Fue diseñada por el arquitecto español Ventura Rodríguez que realizó el proyecto entre los años 1777 y 1782.
En principio, iba destinada a los Jardines de La Granja de San Ildefonso en Segovia, pero cuando se empezó a remodelar el Paseo del Prado, la fuente se colocó frente al Palacio de Buenavista, muy cerca de él, a la entrada del Paseo de Recoletos y mirando hacia la otra gran fuente, la de Neptuno.
En 1895 se movió el monumento al centro de la plaza, colocando a la diosa mirando al primer tramo de la calle de Alcalá. Este traslado levantó mucho revuelo y críticas.
LA FIGURA DE LA DIOSA
La figura principal es la diosa Cibeles, obra del escultor Francisco Gutiérrez.
Está montada en un carro dispuesto sobre una roca que se eleva en medio del pilón. En sus manos lleva un cetro y una llave y en el pedestal se esculpieron un mascarón que escupía agua por encima de los leones hasta llegar al pilón, más una rana y una culebra que siempre pasan desapercibidas.
LOS DOS LEONES
Dos leones esculpidos por el francés Roberto Michel, tiran del carro. Los leones representan a los personajes mitológicos Hipómenes (o Melaión) y Atalanta, la gran cazadora del grupo de Diana.

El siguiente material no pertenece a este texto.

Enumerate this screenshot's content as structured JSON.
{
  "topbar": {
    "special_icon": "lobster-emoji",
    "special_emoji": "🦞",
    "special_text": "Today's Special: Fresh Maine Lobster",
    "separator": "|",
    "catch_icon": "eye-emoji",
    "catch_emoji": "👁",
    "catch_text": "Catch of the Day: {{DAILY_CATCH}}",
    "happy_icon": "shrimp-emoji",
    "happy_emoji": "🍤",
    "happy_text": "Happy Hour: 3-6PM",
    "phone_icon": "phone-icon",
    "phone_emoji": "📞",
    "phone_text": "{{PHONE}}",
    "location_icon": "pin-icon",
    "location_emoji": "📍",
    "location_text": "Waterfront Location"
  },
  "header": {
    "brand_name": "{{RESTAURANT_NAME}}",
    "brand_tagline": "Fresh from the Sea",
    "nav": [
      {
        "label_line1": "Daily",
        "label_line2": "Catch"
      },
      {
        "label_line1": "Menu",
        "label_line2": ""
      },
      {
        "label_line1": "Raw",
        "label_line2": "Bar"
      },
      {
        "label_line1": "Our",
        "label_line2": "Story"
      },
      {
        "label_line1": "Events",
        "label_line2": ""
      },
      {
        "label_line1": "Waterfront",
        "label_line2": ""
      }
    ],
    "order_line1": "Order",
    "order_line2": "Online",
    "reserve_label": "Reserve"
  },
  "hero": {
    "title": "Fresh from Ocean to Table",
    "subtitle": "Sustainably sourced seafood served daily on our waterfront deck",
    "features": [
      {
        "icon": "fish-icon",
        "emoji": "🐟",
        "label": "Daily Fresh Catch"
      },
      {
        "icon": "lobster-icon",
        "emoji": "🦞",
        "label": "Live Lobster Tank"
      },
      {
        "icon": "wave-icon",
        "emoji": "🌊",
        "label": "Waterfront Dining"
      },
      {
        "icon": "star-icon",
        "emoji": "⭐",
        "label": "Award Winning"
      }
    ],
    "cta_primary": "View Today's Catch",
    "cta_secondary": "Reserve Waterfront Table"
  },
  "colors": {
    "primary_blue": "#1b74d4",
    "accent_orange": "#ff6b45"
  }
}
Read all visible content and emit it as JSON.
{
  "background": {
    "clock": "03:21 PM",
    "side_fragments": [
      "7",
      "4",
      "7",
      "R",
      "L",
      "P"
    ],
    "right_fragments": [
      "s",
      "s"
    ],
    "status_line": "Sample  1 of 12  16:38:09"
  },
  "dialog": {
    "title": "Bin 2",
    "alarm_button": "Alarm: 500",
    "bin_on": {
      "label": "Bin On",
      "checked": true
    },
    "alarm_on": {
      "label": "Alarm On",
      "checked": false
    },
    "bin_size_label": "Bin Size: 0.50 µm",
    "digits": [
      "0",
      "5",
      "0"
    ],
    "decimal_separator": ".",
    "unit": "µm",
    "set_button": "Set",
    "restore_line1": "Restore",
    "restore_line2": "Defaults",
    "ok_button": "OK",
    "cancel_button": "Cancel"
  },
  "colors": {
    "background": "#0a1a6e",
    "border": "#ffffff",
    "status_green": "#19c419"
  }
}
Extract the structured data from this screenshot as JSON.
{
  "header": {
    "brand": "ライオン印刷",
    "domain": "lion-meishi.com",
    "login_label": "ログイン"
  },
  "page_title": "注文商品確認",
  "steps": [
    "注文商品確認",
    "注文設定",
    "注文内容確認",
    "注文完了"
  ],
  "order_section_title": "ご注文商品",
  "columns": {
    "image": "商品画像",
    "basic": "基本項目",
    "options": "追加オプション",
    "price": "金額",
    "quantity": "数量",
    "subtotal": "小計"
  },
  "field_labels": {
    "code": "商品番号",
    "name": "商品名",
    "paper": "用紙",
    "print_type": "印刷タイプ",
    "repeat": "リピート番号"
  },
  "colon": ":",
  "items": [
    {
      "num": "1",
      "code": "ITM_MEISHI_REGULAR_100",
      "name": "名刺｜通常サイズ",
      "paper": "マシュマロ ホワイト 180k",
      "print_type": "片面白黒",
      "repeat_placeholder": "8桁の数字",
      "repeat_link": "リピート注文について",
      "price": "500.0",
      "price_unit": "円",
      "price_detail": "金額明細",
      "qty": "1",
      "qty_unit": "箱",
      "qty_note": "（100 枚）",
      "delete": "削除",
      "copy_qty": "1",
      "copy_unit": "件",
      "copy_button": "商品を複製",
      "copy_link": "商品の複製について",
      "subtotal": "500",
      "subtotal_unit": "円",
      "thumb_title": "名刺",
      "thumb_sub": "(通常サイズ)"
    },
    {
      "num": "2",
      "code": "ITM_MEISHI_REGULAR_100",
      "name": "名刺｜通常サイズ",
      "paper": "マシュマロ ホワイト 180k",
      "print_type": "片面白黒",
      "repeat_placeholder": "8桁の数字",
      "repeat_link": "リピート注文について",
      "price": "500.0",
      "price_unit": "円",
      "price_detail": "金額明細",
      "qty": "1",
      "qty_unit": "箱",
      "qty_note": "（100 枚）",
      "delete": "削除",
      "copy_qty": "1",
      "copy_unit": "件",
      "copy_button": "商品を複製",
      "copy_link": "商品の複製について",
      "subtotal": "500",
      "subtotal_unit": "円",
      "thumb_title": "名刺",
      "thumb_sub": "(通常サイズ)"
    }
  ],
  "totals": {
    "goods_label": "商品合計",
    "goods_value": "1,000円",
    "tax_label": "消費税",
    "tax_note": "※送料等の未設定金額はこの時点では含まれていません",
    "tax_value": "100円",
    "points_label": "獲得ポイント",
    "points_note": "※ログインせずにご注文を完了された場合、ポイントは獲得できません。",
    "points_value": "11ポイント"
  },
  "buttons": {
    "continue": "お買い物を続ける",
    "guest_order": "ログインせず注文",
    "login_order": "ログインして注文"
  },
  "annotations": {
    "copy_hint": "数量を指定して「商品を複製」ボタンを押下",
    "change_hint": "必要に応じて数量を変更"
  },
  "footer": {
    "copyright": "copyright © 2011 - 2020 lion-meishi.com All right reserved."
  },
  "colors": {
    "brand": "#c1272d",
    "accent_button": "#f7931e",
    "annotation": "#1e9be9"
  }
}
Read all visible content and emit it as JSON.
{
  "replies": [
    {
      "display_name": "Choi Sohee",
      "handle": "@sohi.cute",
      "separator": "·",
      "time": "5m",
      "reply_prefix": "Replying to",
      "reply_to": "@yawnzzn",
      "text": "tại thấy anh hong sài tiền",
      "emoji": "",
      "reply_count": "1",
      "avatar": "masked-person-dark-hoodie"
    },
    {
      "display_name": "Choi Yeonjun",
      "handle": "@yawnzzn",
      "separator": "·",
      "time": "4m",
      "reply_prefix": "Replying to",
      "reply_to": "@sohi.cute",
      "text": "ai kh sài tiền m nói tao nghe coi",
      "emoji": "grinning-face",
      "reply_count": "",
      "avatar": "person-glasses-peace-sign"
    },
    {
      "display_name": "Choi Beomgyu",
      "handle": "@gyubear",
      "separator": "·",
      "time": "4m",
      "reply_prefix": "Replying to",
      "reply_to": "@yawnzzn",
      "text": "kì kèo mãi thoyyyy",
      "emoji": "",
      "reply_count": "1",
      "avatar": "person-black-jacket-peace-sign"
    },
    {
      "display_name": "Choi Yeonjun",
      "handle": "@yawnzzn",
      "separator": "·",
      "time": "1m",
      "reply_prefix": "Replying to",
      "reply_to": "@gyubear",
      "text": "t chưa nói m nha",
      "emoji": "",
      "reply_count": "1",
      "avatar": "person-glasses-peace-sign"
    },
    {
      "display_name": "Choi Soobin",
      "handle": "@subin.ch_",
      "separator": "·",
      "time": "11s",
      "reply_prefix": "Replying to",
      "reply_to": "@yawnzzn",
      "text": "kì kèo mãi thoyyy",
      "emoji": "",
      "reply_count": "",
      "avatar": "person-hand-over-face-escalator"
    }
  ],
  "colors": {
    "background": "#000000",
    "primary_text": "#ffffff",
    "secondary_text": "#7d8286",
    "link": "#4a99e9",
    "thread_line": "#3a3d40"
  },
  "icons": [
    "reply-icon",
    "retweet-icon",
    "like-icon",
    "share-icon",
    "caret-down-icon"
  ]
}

Hipómenes se enamoró de ella y consiguió sus favores con la ayuda de Afrodita y del truco de las manzanas de oro, pero al cometer los amantes sacrilegio cuando se unieron en un templo de Cibeles, Zeus se enfureció y les convirtió en leones condenándoles a tirar eternamente del carro de la gran diosa.
AGUA FRESCA
La fuente no sólo era un monumento artístico sino que tuvo desde el principio una utilidad para los madrileños. Tenía dos caños que se mantuvieron rústicos hasta 1862. De uno se surtían los aguadores oficiales que solían ser asturianos y gallegos y llevaban el agua hasta las casas y del otro el público de Madrid. En el pilón bebían las caballerías.
El agua procedía de un viaje de aguas que, según la tradición, databa de la Edad Media de la época en que Madrid era musulmán. Tenía fama de poseer buenas propiedades curativas de cualquier mal. Los caños eran incómodos y de difícil acceso y estaban situados en el lugar donde hoy saltan los surtidores.
Precisamente por eso en el año 1862, el Ayuntamiento decidió cambiarlos por dos figuras artísticas y de diseño simbólico para la villa de las que manaba ampliamente el agua: un oso y un grifo (animal mitológico equivalente al lagarto) que además fueron colocadas de manera que se facilitara el acercamiento de las gentes.
EL GRIFO Y EL OSO
El grifo y el oso fueron añadidos en 1862 en sustitución de los incómodos caños que había, pero en 1895, cuando la fuente se trasladó al centro de la plaza, estas dos figuras se suprimieron definitivamente.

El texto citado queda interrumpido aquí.